This is a simple tutorial how to write your own BSP, from the algorithm idea to a real working BSP in distributed mode. It is assuming that you have Hama-0.5.0 running (see GettingStarted), either as deamons or in Eclipse (or any other favorable IDE) as a localrunner.

The idea

A common task with Apache Hama is the realtime processing. You probably have some kind of API or data source that gets notified when new data is available or you poll for new data. For processing you normally decouple the producer (your data source) from the consumer (the processing) to parallize and distribute your workload. Have a read on the wikipedia article to familiarize yourself with the topic.

In our specific example case, we want to produce random numbers in a specific intervall and want to distribute the work across our available task.

A possible way is to first prototype a working BSP with the LocalBSPRunner in Eclipse IDE and then start the task in a real distributed environment.

The LocalBSPRunner

The LocalBSPRunner or shortly referred as localrunner is a threaded emulator of a Hama cluster. So instead of processes (also called tasks or peers) threads are used, making it possible for you on a workstation to easily debug and develop BSP applications right from your IDE. It offers the same capability as a real Hama cluster, so you can use it also to crunch small datasets on your local machine. In everycase there is a small divergence between the (pseudo)-distributed mode and the local mode, which is declared later in this section.
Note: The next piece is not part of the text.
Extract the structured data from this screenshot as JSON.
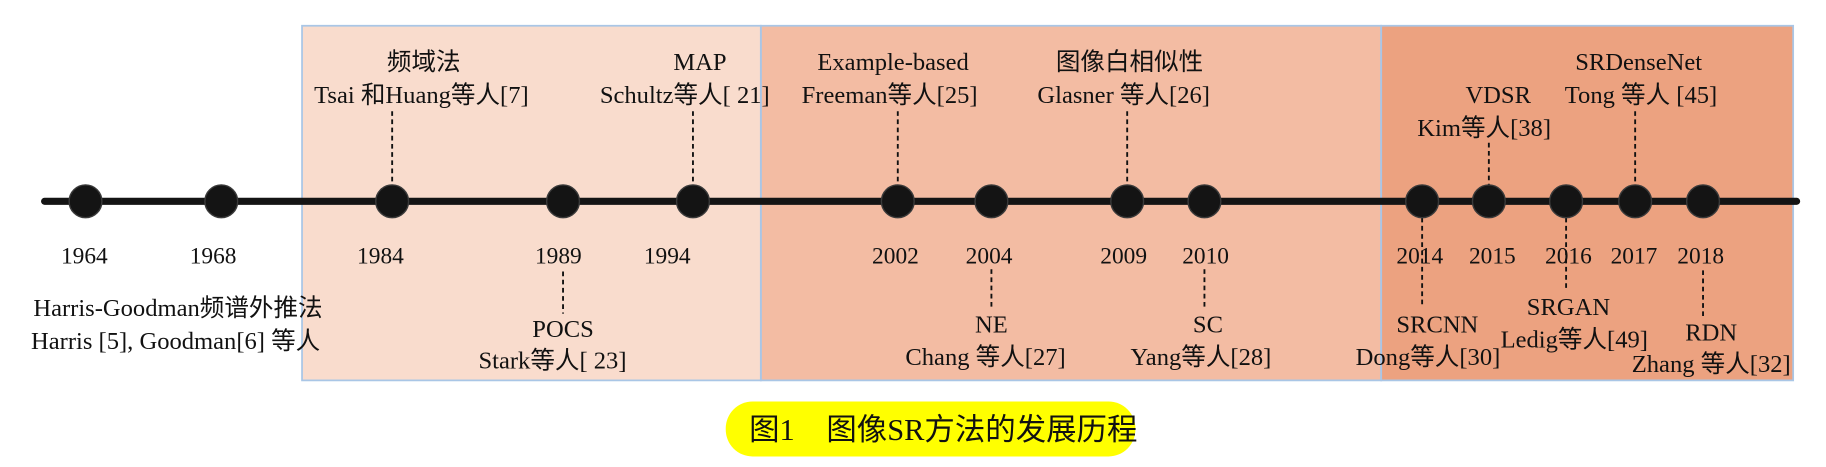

The localrunner is activated by default if no configuration value for the key "bsp.master.address" is set or if it is set to local.

Start off by first creating a new class, let's call it RealTime and add a main method for it to be an entry point. Let's add the skeleton for the job submission to it:

 public static void main(String[] args) throws IOException, InterruptedException, ClassNotFoundException {
   HamaConfiguration conf = new HamaConfiguration();
   BSPJob job = new BSPJob(conf);
   // set the BSP class which shall be executed
   job.setBspClass(RealTime.class);
   // help Hama to locale the jar to be distributed
   job.setJarByClass(RealTime.class);
   // give it a name
   job.setJobName("Producer Consumer Test");
   // use 4 tasks
   job.setNumBspTask(4);
   // output path must be defined
   job.setOutputPath(new Path("/tmp/realtime-test"));
   job.setOutputFormat(NullOutputFormat.class);
   // submit the job to the localrunner and wait for its completion, while outputting logs
   job.waitForCompletion(true);
 }

You should notice that it does not compile because RealTime is no BSP class. Which leads us to the next section.

My First BSP

In the last section you noticed that we don't have compilable code in the main method, let's fix it by introducing the BSP API.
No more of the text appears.